Hank grew up in suburban Philadelphia and prepared for Amherst at Episcopal Academy. He majored in biology and was a member of Phi Delta Theta. One of the top high hurdlers in New England and top point earners for Amherst, Hank was track captain, ran cross country and joined the Sailing Club and the Christian Association.

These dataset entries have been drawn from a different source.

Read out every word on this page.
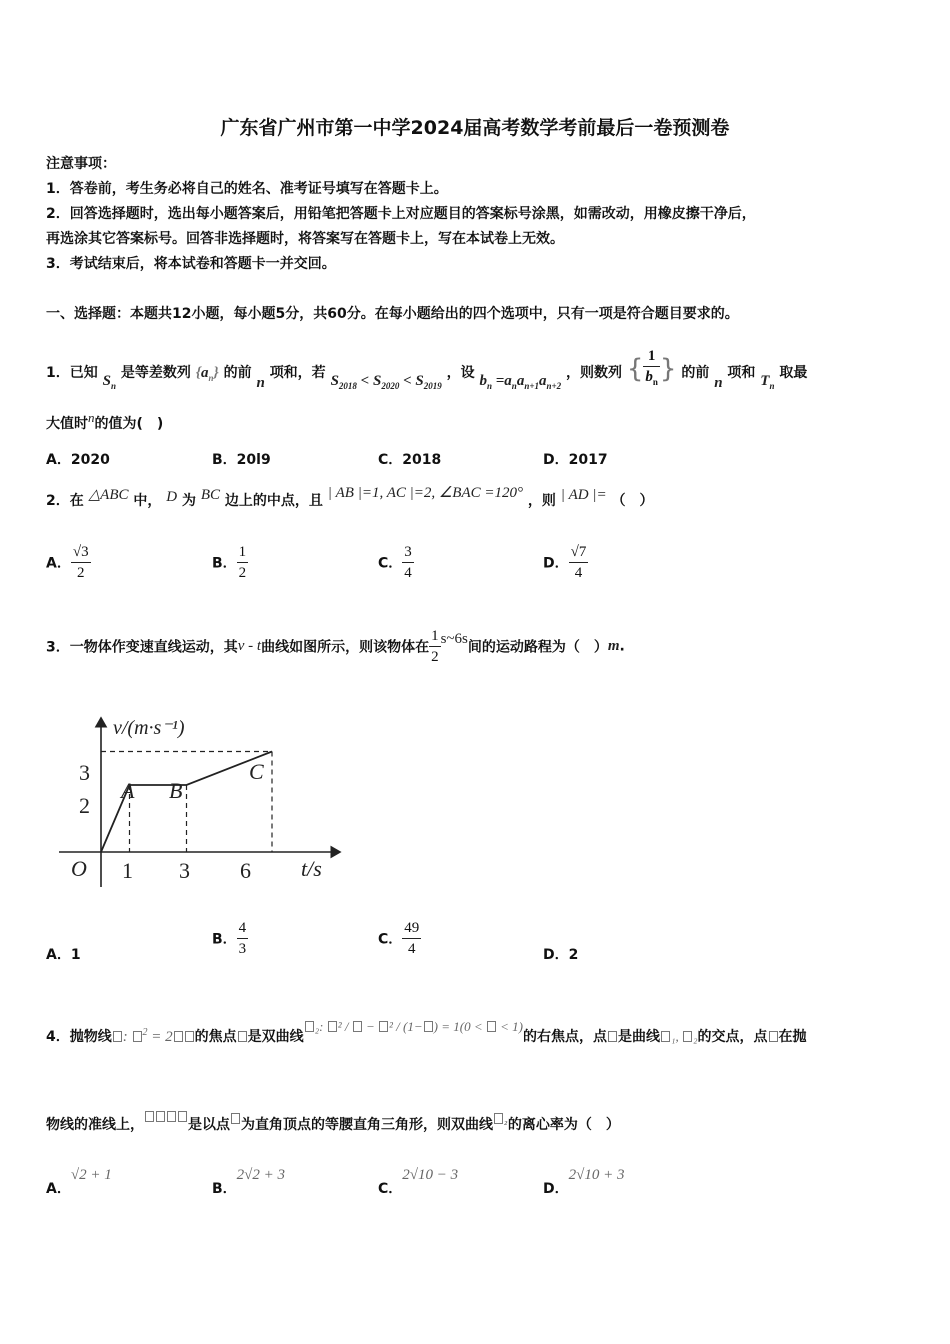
广东省广州市第一中学2024届高考数学考前最后一卷预测卷
注意事项：
1．答卷前，考生务必将自己的姓名、准考证号填写在答题卡上。
2．回答选择题时，选出每小题答案后，用铅笔把答题卡上对应题目的答案标号涂黑，如需改动，用橡皮擦干净后，
再选涂其它答案标号。回答非选择题时，将答案写在答题卡上，写在本试卷上无效。
3．考试结束后，将本试卷和答题卡一并交回。
一、选择题：本题共12小题，每小题5分，共60分。在每小题给出的四个选项中，只有一项是符合题目要求的。
1．已知 $S_n$ 是等差数列 $\{a_n\}$ 的前 n 项和，若 $S_{2018} < S_{2020} < S_{2019}$ ，设 $b_n =a_na_{n+1}a_{n+2}$ ，则数列 { $\frac{1}{b_n}$ } 的前 n 项和 $T_n$ 取最
大值时n的值为(　)
A．2020	B．20l9	C．2018	D．2017
2．在 △ABC 中， D 为 BC 边上的中点，且 | AB |=1, AC |=2, ∠BAC =120° ，则 | AD |= （　）
A． $\frac{√3}{2}$	B． $\frac{1}{2}$	C． $\frac{3}{4}$	D． $\frac{√7}{4}$
3．一物体作变速直线运动，其v - t曲线如图所示，则该物体在 $\frac{1}{2}$ s~6s间的运动路程为（　）m.
v/(m·s⁻¹)
t/s
O
3
2
1 3 6
A B
C
A．1
B． $\frac{4}{3}$	C． $\frac{49}{4}$	D．2
4．抛物线 : $^2$ = 2 的焦点 是双曲线₂: ² /  − ² / (1− ) = 1(0 <  < 1)的右焦点，点 是曲线 ₁, ₂的交点，点 在抛
物线的准线上，	是以点 为直角顶点的等腰直角三角形，则双曲线 $^{_2}$的离心率为（　）
A．√2 + 1
B．2√2 + 3
C．2√10 − 3
D．2√10 + 3
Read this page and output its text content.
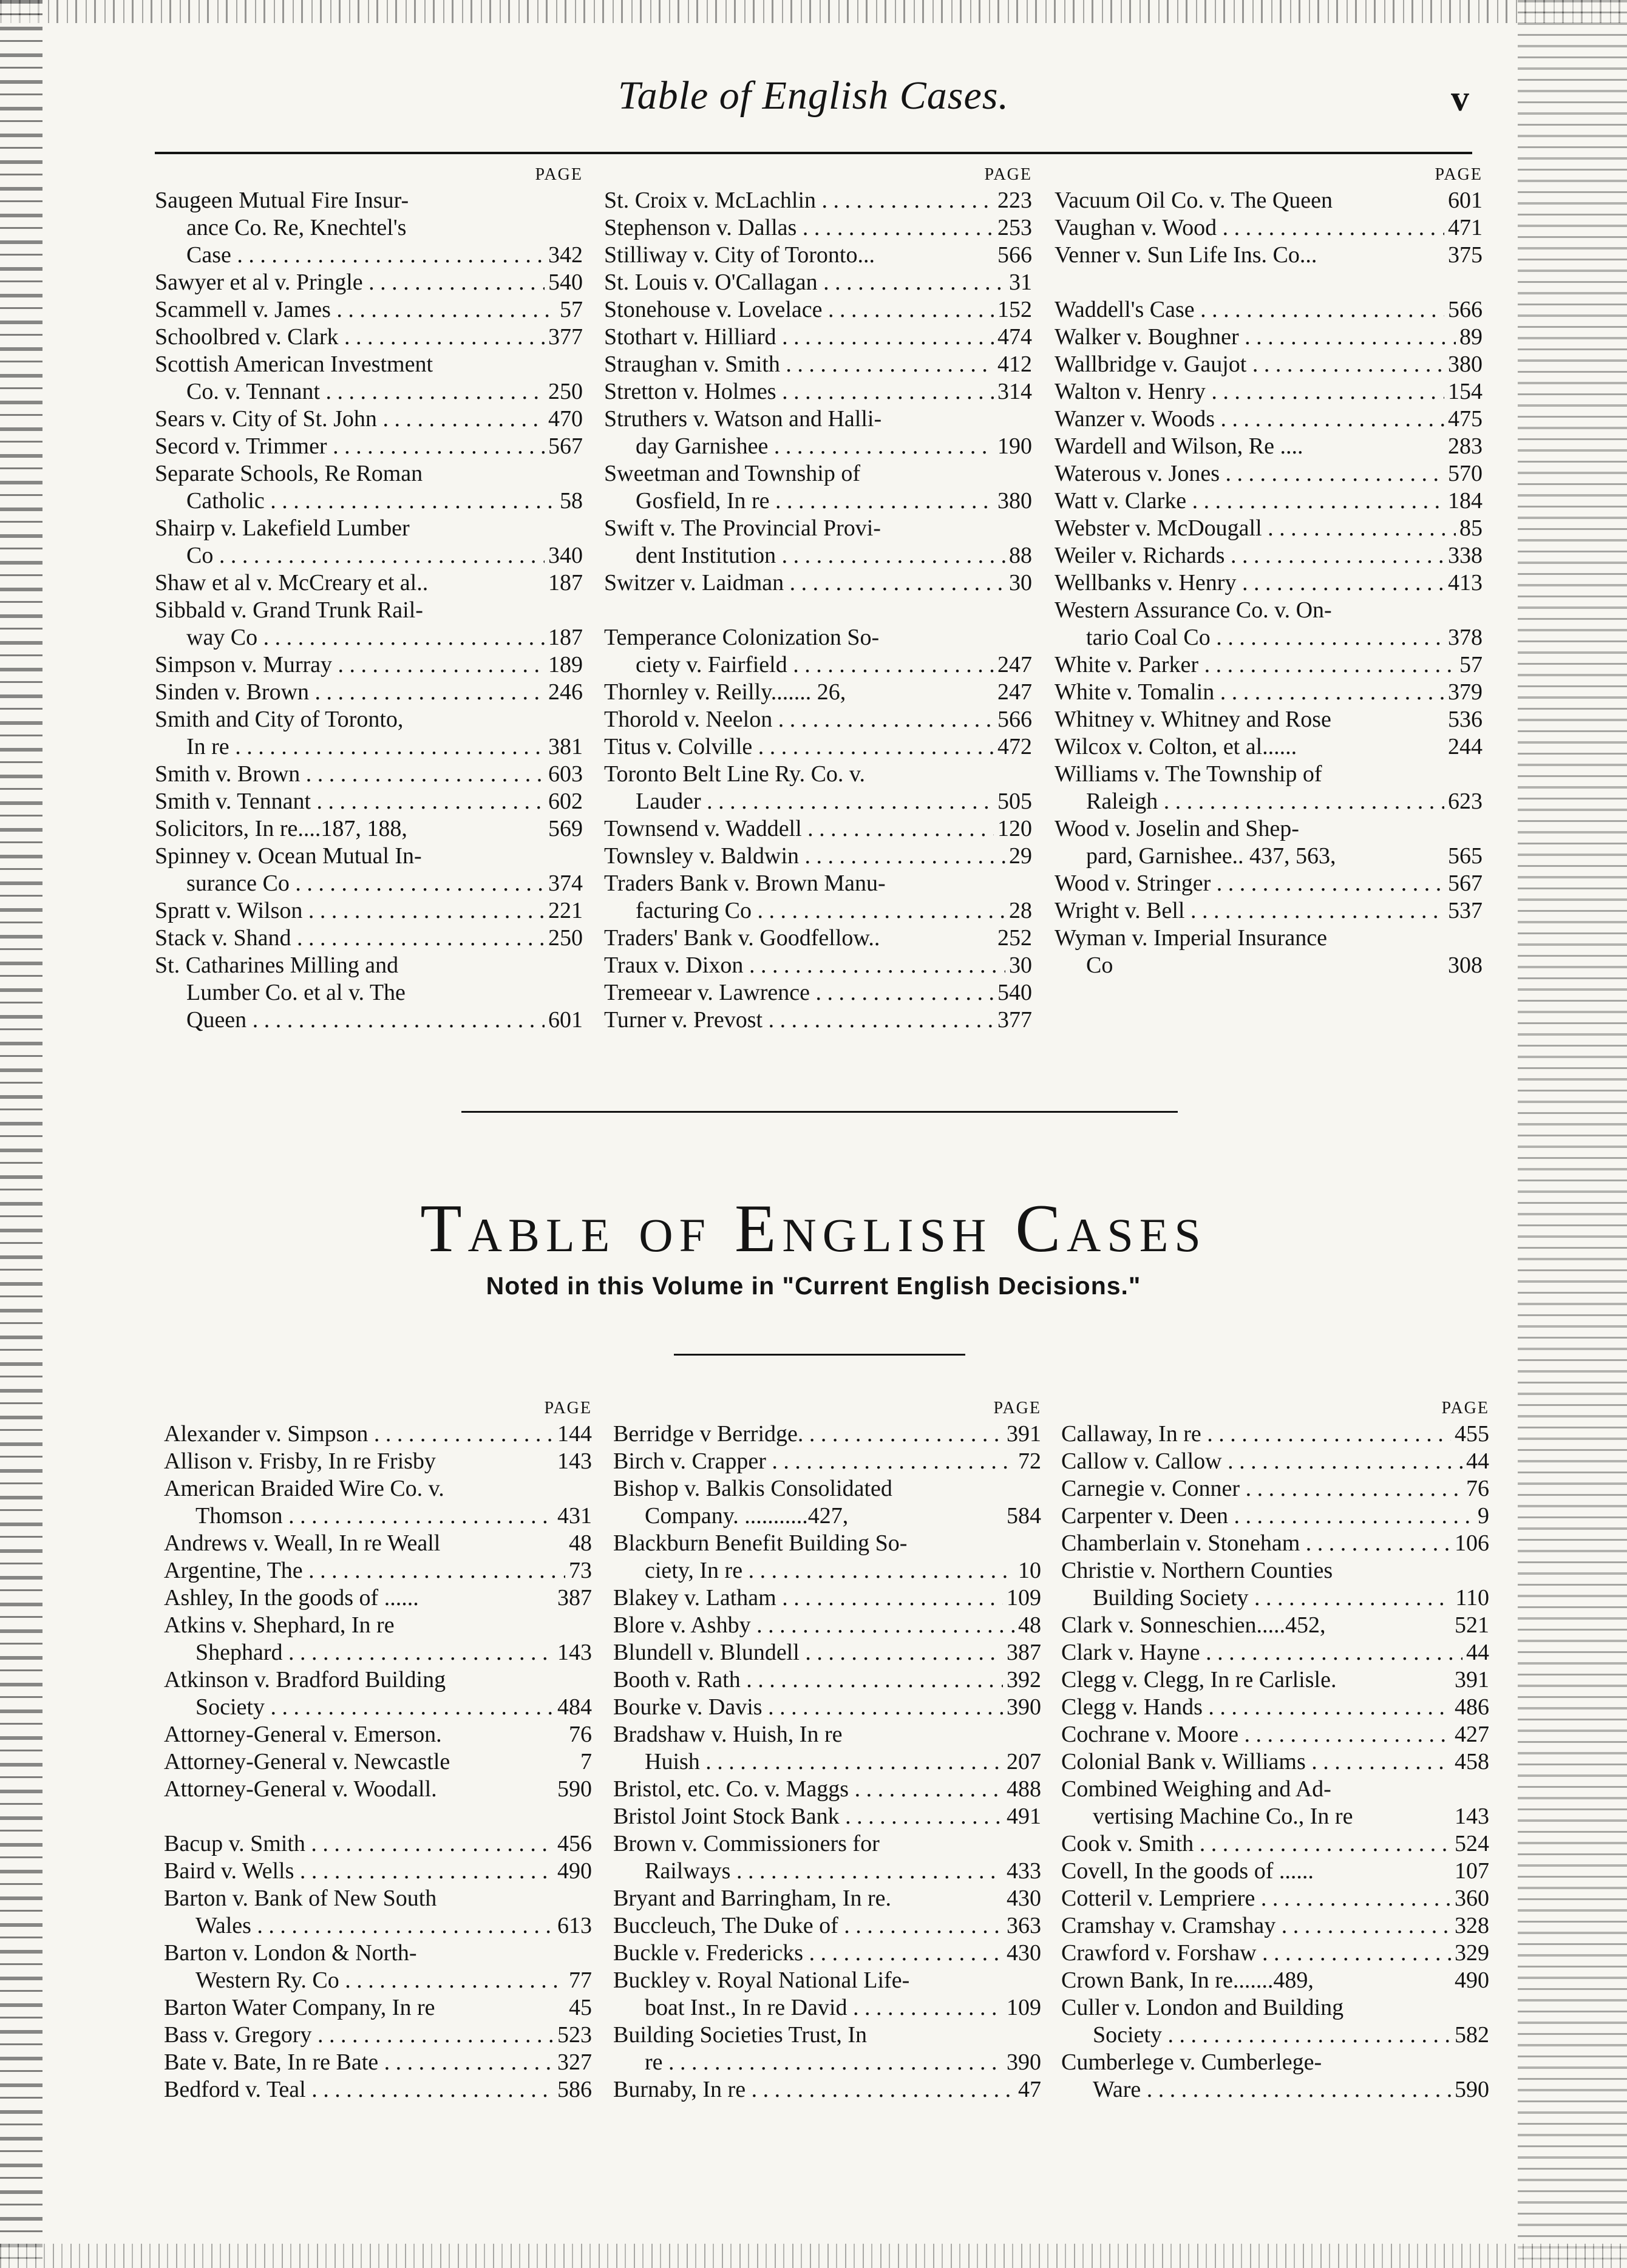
Table of English Cases.	v
PAGE
Saugeen Mutual Fire Insur-
ance Co. Re, Knechtel's
Case . . .	342
Sawyer et al v. Pringle . . .	540
Scammell v. James . . .	57
Schoolbred v. Clark . . .	377
Scottish American Investment
Co. v. Tennant . . .	250
Sears v. City of St. John . . .	470
Secord v. Trimmer . . .	567
Separate Schools, Re Roman
Catholic . . .	58
Shairp v. Lakefield Lumber
Co . . .	340
Shaw et al v. McCreary et al..	187
Sibbald v. Grand Trunk Rail-
way Co . . .	187
Simpson v. Murray . . .	189
Sinden v. Brown . . .	246
Smith and City of Toronto,
In re . . .	381
Smith v. Brown . . .	603
Smith v. Tennant . . .	602
Solicitors, In re....187, 188,	569
Spinney v. Ocean Mutual In-
surance Co . . .	374
Spratt v. Wilson . . .	221
Stack v. Shand . . .	250
St. Catharines Milling and
Lumber Co. et al v. The
Queen . . .	601
PAGE
St. Croix v. McLachlin . . .	223
Stephenson v. Dallas . . .	253
Stilliway v. City of Toronto...	566
St. Louis v. O'Callagan . . .	31
Stonehouse v. Lovelace . . .	152
Stothart v. Hilliard . . .	474
Straughan v. Smith . . .	412
Stretton v. Holmes . . .	314
Struthers v. Watson and Halli-
day Garnishee . . .	190
Sweetman and Township of
Gosfield, In re . . .	380
Swift v. The Provincial Provi-
dent Institution . . .	88
Switzer v. Laidman . . .	30
Temperance Colonization So-
ciety v. Fairfield . . .	247
Thornley v. Reilly....... 26,	247
Thorold v. Neelon . . .	566
Titus v. Colville . . .	472
Toronto Belt Line Ry. Co. v.
Lauder . . .	505
Townsend v. Waddell . . .	120
Townsley v. Baldwin . . .	29
Traders Bank v. Brown Manu-
facturing Co . . .	28
Traders' Bank v. Goodfellow..	252
Traux v. Dixon . . .	30
Tremeear v. Lawrence . . .	540
Turner v. Prevost . . .	377
PAGE
Vacuum Oil Co. v. The Queen	601
Vaughan v. Wood . . .	471
Venner v. Sun Life Ins. Co...	375
Waddell's Case . . .	566
Walker v. Boughner . . .	89
Wallbridge v. Gaujot . . .	380
Walton v. Henry . . .	154
Wanzer v. Woods . . .	475
Wardell and Wilson, Re ....	283
Waterous v. Jones . . .	570
Watt v. Clarke . . .	184
Webster v. McDougall . . .	85
Weiler v. Richards . . .	338
Wellbanks v. Henry . . .	413
Western Assurance Co. v. On-
tario Coal Co . . .	378
White v. Parker . . .	57
White v. Tomalin . . .	379
Whitney v. Whitney and Rose	536
Wilcox v. Colton, et al......	244
Williams v. The Township of
Raleigh . . .	623
Wood v. Joselin and Shep-
pard, Garnishee.. 437, 563,	565
Wood v. Stringer . . .	567
Wright v. Bell . . .	537
Wyman v. Imperial Insurance
Co	308
Table of English Cases
Noted in this Volume in "Current English Decisions."
PAGE
Alexander v. Simpson . . .	144
Allison v. Frisby, In re Frisby	143
American Braided Wire Co. v.
Thomson . . .	431
Andrews v. Weall, In re Weall	48
Argentine, The . . .	73
Ashley, In the goods of ......	387
Atkins v. Shephard, In re
Shephard . . .	143
Atkinson v. Bradford Building
Society . . .	484
Attorney-General v. Emerson.	76
Attorney-General v. Newcastle	7
Attorney-General v. Woodall.	590
Bacup v. Smith . . .	456
Baird v. Wells . . .	490
Barton v. Bank of New South
Wales . . .	613
Barton v. London & North-
Western Ry. Co . . .	77
Barton Water Company, In re	45
Bass v. Gregory . . .	523
Bate v. Bate, In re Bate . . .	327
Bedford v. Teal . . .	586
PAGE
Berridge v Berridge. . . .	391
Birch v. Crapper . . .	72
Bishop v. Balkis Consolidated
Company. ...........427,	584
Blackburn Benefit Building So-
ciety, In re . . .	10
Blakey v. Latham . . .	109
Blore v. Ashby . . .	48
Blundell v. Blundell . . .	387
Booth v. Rath . . .	392
Bourke v. Davis . . .	390
Bradshaw v. Huish, In re
Huish . . .	207
Bristol, etc. Co. v. Maggs . . .	488
Bristol Joint Stock Bank . . .	491
Brown v. Commissioners for
Railways . . .	433
Bryant and Barringham, In re.	430
Buccleuch, The Duke of . . .	363
Buckle v. Fredericks . . .	430
Buckley v. Royal National Life-
boat Inst., In re David . . .	109
Building Societies Trust, In
re . . .	390
Burnaby, In re . . .	47
PAGE
Callaway, In re . . .	455
Callow v. Callow . . .	44
Carnegie v. Conner . . .	76
Carpenter v. Deen . . .	9
Chamberlain v. Stoneham . . .	106
Christie v. Northern Counties
Building Society . . .	110
Clark v. Sonneschien.....452,	521
Clark v. Hayne . . .	44
Clegg v. Clegg, In re Carlisle.	391
Clegg v. Hands . . .	486
Cochrane v. Moore . . .	427
Colonial Bank v. Williams . . .	458
Combined Weighing and Ad-
vertising Machine Co., In re	143
Cook v. Smith . . .	524
Covell, In the goods of ......	107
Cotteril v. Lempriere . . .	360
Cramshay v. Cramshay . . .	328
Crawford v. Forshaw . . .	329
Crown Bank, In re.......489,	490
Culler v. London and Building
Society . . .	582
Cumberlege v. Cumberlege-
Ware . . .	590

At Penn State he earned a second bachelor’s degree, in agriculture, which led to his running a beef cattle farm near Valley Forge, Pa.

Later, Hank continued an active outdoor life in farming in The Plains, Va. There, too, as his obituary explains, he was famous in the local fox-hunting world, serving at various times as master of the fox hounds for the Orange County hunt, as honorary huntsman for the local pony club and also as a judge for the hound show. Fishing, too, was a big part of his outdoor life and his claim to fame as a maker of bamboo fly rods and hand-tied flies, which he sold in his outdoorsman shop. As the founder of the Rapidan chapter of Trout Unlimited, he donated his fly rods for fundraising. In retirement Hank served as a fishing guide in Yellowstone National Park from the family summer home at the northeast entrance to the park in Silver Gate, Mont.

Hank’s memberships included Trout Unlimited and the Society of Cincinnati.

His family’s historical roots reached back to John Woolman, famous colonial Quaker abolitionist campaigner and writer.

Hank passed away on July 27, “peacefully at his home with his wife, Marcia.” Also surviving him are sons Michael and Andy, five grandchildren, four great-grandchildren and his sister, Joan. His eldest son, Henry IV, predeceased Hank in 2018.